Why cannot fermions have non-zero vacuum expectation value?

Question

In quantum field theory, scalar can take non-zero vacuum expectation value (vev). And this way they break symmetry of the Lagrangian. Now my question is what will happen if the fermions in the theory take non-zero vacuum expectation value? What forbids fermions to take vevs?

Answer 1

Why can't fermions have a non-zero vacuum expectation value (VEV)?
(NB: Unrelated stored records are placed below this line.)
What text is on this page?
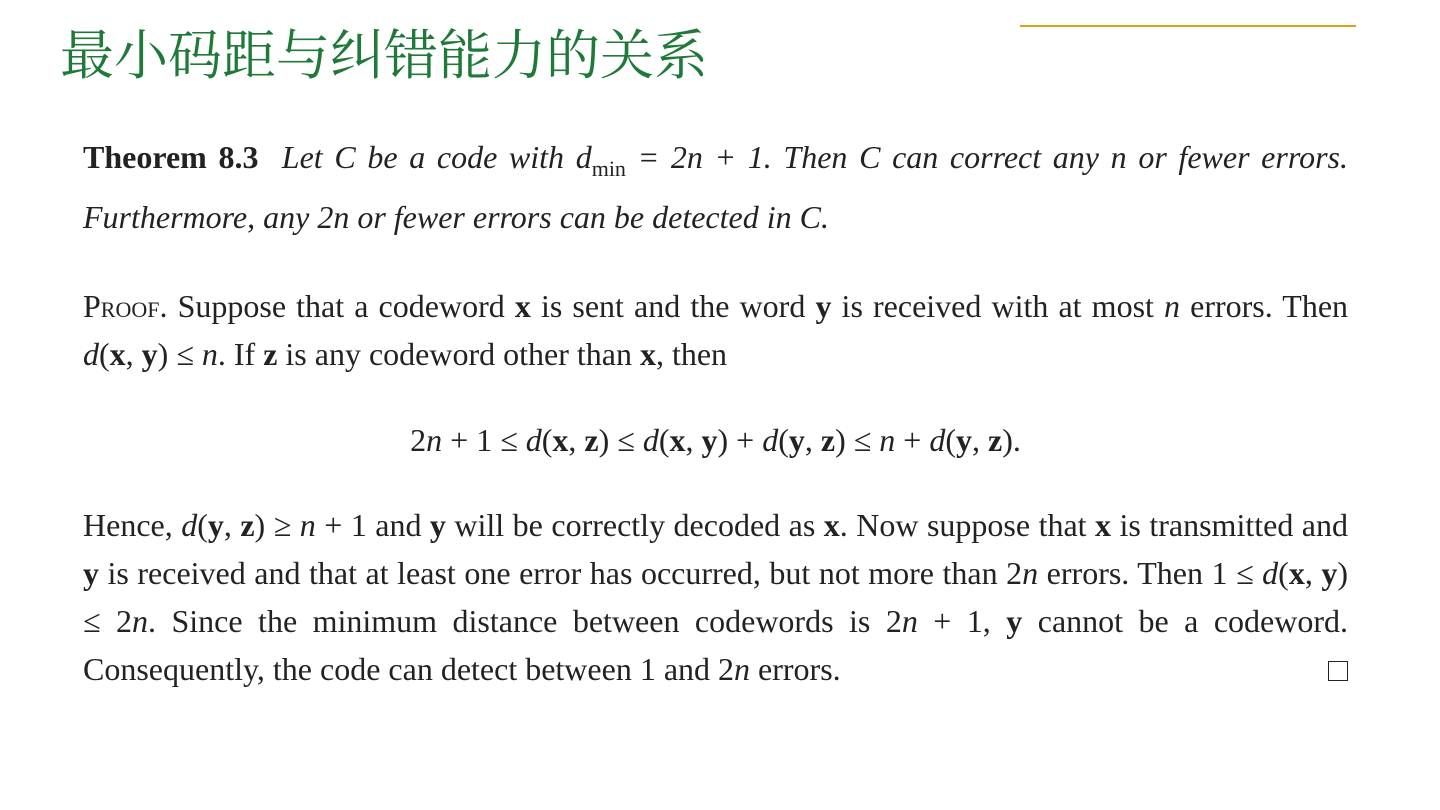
最小码距与纠错能力的关系

Theorem 8.3 Let C be a code with $d_{min} = 2n + 1$. Then C can correct any n or fewer errors. Furthermore, any 2n or fewer errors can be detected in C.

Proof. Suppose that a codeword x is sent and the word y is received with at most n errors. Then d(x, y) ≤ n. If z is any codeword other than x, then

2n + 1 ≤ d(x, z) ≤ d(x, y) + d(y, z) ≤ n + d(y, z).

Hence, d(y, z) ≥ n + 1 and y will be correctly decoded as x. Now suppose that x is transmitted and y is received and that at least one error has occurred, but not more than 2n errors. Then 1 ≤ d(x, y) ≤ 2n. Since the minimum distance between codewords is 2n + 1, y cannot be a codeword. Consequently, the code can detect between 1 and 2n errors.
Lorentz invariance.

If anything other than a Lorentz scalar has a non-zero VEV, Lorentz invariance would be spontaneously broken.

For example, suppose we have a Lorentz invariant term in a Lagrangian for a vector $$ \mathcal{L} \supset m^2 A_\mu A^\mu. $$ Now suppose the vector obtains a VEV, $A_\mu \to v + A_\mu$, $$ m^2 A_\mu A^\mu \to m^2 v A^\mu + m^2 vA_\mu + m^2v^2 + m^2 A_\mu A^\mu. $$ The first two are clearly not Lorentz invariant. One can construct idential arguments for any non-scalar field term. If $\psi\to v+\psi$, the VEV, $v$, won't have the same Lorentz transformation properties as the field, $\psi$ unless $\psi$ is a scalar.

Answer 2

I think it is a general fact about grassmannian field, and this has nothing to do with Lorentz invariance or other symmetries (you can invent a lot of QFTs without this kind of symmetry, but the VEV of a fermionic operator will be always zero (in the absence of sources)).

In a functional integral formulation, the VEV of a grassmannian field $\psi$ is written as $$ \langle \psi \rangle= \int D\psi D\bar\psi\, \psi \,e^{-S},$$ where the action S is bosonic (involves products even products of $\psi$ and $\bar\psi$). Therefore, unless there are source terms of the form $\bar\eta\psi$ in the action, the integral over the $\psi e^{-S}$ will give zero, since we are integrating over an odd number of grassmannian fields (when the exponential is expanded).

Answer 3

Can't we just evaluate the partition function and then find the expectation value? $Z=\int \mathcal{D}\phi \mathcal{D}\phi ^* \exp \left [ \int \left ( -\phi^* G^{-1}\phi +\phi j^*+j \phi ^* \right ) \right ]=\det\left(G^{\mp 1}\right) \exp \left ( \int j^* G j \right )$,

where $\mp$ corresponds to bosons and fermions respectively. Summing over the Matsubara frequencies of $j^* G j$,

$\sum _{\omega } j^*(\omega ,k) G(\omega ,k) j(\omega ,k) =\frac{1}{(2 \pi )^3} \sum _{\omega } \frac{j(\omega ,k) j^*(\omega ,k)}{\frac{k^2}{2 m}-\mu -i \omega } = \pm j^*(k) \frac{1}{(2 \pi )^3} \left(\frac{1}{\exp \left(\beta \left(\frac{k^2}{2 m}-\mu \right)\right)\mp 1}\pm \frac{1}{2}\right) j(k)$.

$\Rightarrow \langle \phi(k) \rangle= \pm \left[\frac{\delta \log Z}{\delta j^*(k)}\right]_{j^*,j=0} = \left[ \frac{1}{(2 \pi )^3} \left(\frac{1}{\exp \left(\beta \left(\frac{k^2}{2 m}-\mu \right)\right)\mp 1}\pm \frac{1}{2}\right) j(k)\right]_{j^*,j=0}$.

The Bose function has singularity at $\frac{k^2}{2m}=\mu$, and we encounter $\frac{0}{0}$. The Fermi function has no singuarity, and we get the expectation value strictly zero.